The Philosopher’s Tome

“Instructions for use: Open anywhere and if it irks you, try another page.” Eva Brann

I have dog-eared so many pages of Eva Brann’s stout and wonderful collection of maxims — Open Secrets/Inward Prospects: Reflections on a World and Soul — the book’s interior is beginning to resemble a parchment-hued stop sign. These little gems of observation are rich in wit, sometimes ironic, sometimes filled with pathos. Brann is the kind of scholar whom you can just imagine sitting at Plato’s side, her every comment a whetstone to the master’s mind. If they’d used nickels in Ancient Greece, Brann would have given him a run for every single one.

I had the delight of meeting Eva at a seminar my father held in his home some years back. The two had met through John Agresto, a former political science professor of mine, who at the time was the president of St. John’s College (the “great books” school.) Brann, a member of the faculty since 1957, was leading a discussion of Melville’s Billy Budd. Imagine attending a class of your favorite college professor, relishing it all the more for the decades passed between classes.
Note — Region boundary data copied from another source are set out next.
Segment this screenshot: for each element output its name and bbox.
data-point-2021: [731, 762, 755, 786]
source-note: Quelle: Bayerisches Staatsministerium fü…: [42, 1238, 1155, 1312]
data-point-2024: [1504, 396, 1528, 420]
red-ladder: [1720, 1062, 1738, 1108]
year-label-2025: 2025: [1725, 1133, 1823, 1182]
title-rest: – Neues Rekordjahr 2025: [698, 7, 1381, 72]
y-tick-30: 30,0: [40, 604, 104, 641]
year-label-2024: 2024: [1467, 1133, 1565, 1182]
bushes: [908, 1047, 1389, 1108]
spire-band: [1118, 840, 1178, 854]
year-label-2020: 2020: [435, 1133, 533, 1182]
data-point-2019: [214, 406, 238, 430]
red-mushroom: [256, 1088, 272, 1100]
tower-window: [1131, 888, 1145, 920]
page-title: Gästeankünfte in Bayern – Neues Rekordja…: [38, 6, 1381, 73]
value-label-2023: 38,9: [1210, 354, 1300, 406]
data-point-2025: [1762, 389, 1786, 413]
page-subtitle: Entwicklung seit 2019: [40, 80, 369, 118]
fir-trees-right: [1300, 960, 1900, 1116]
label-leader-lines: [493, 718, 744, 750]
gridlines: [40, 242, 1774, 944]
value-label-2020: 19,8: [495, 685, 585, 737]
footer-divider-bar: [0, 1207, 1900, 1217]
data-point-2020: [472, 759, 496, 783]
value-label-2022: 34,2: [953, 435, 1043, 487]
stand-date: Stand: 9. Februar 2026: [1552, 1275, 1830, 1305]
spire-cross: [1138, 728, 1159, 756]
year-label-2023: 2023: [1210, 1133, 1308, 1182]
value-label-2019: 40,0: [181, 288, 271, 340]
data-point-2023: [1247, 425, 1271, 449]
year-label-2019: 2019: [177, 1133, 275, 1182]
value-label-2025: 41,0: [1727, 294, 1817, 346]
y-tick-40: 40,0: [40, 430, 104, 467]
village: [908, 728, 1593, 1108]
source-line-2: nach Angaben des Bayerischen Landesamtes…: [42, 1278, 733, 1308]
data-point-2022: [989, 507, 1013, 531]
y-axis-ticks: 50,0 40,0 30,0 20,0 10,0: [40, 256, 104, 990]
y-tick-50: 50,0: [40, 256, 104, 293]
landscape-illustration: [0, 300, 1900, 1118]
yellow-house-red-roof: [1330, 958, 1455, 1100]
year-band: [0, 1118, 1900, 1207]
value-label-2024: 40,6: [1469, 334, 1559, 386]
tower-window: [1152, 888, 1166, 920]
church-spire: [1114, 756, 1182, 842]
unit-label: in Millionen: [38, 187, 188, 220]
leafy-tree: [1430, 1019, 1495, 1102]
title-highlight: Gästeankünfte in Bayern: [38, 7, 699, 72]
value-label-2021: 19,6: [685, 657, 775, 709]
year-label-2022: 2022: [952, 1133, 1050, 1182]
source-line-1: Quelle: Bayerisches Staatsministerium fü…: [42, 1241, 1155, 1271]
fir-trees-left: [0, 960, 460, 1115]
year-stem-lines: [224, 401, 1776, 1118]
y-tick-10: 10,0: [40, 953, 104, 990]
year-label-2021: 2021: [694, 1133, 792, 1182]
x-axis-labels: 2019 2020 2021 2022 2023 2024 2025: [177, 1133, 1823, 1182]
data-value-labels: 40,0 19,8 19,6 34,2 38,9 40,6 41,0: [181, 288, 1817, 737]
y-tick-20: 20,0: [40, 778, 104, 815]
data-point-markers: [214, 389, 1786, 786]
Brann collected these “5000 articulations” jotting two to three per page over the course of thirty years. The 33 chapters are organized around such topics as: Nature: Sightings; Politics: Privately Public; Ages: Very Young to Pretty Old. Here are a few from my peregrinations through her sightings and insights:

“There is nothing like the awkward grace of a boy embarrassed by his own gallantry.”
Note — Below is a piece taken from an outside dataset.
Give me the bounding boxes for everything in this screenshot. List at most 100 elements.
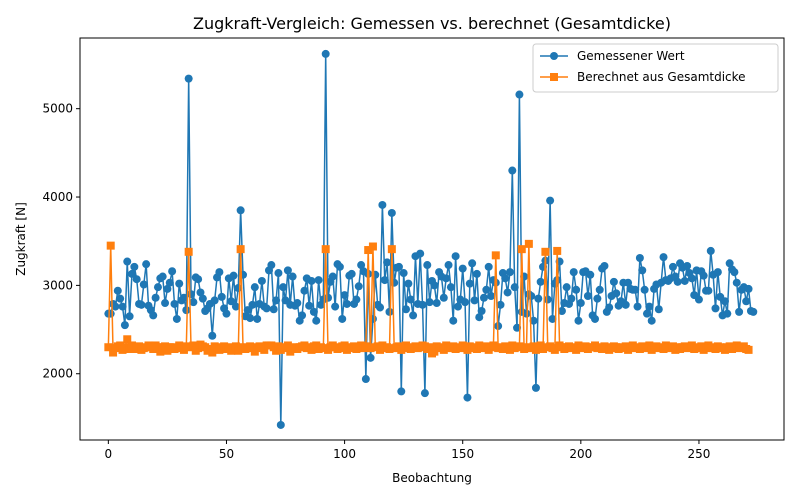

“The innocent bad manners of occurring intertwined in public and then stopping to talk in a friendly way to your teacher: It’s like talking to a bicephalous creature.”

“Middle age: a faintly incredulous recognition that roots have established themselves in the soil of daily life, the plant has assumed fixed contours, and its reliable fruit tastes like blessed tedium. Then stirring of longing for a glorious uprooting; grandeur and battle. Do other people get over their youth?”

“Some philosophers give you the sense (I’m thinking of Nietzsche) of writing from deep personal non-experience — especially of normal women, freshborn babies and decent men.”

At St. John’s professors are called “tutors” in order to signify that “learning is a cooperative enterprise carried out in small groups with persons at different stages of learning working together.” Reading Eva’s book is indeed a cooperative enterprise. You cannot help but sense that she writes from deep personal experience. You cannot help but be grateful to her for fixing her gaze so intently upon life and having the dedication to record it all for us to ponder and muse.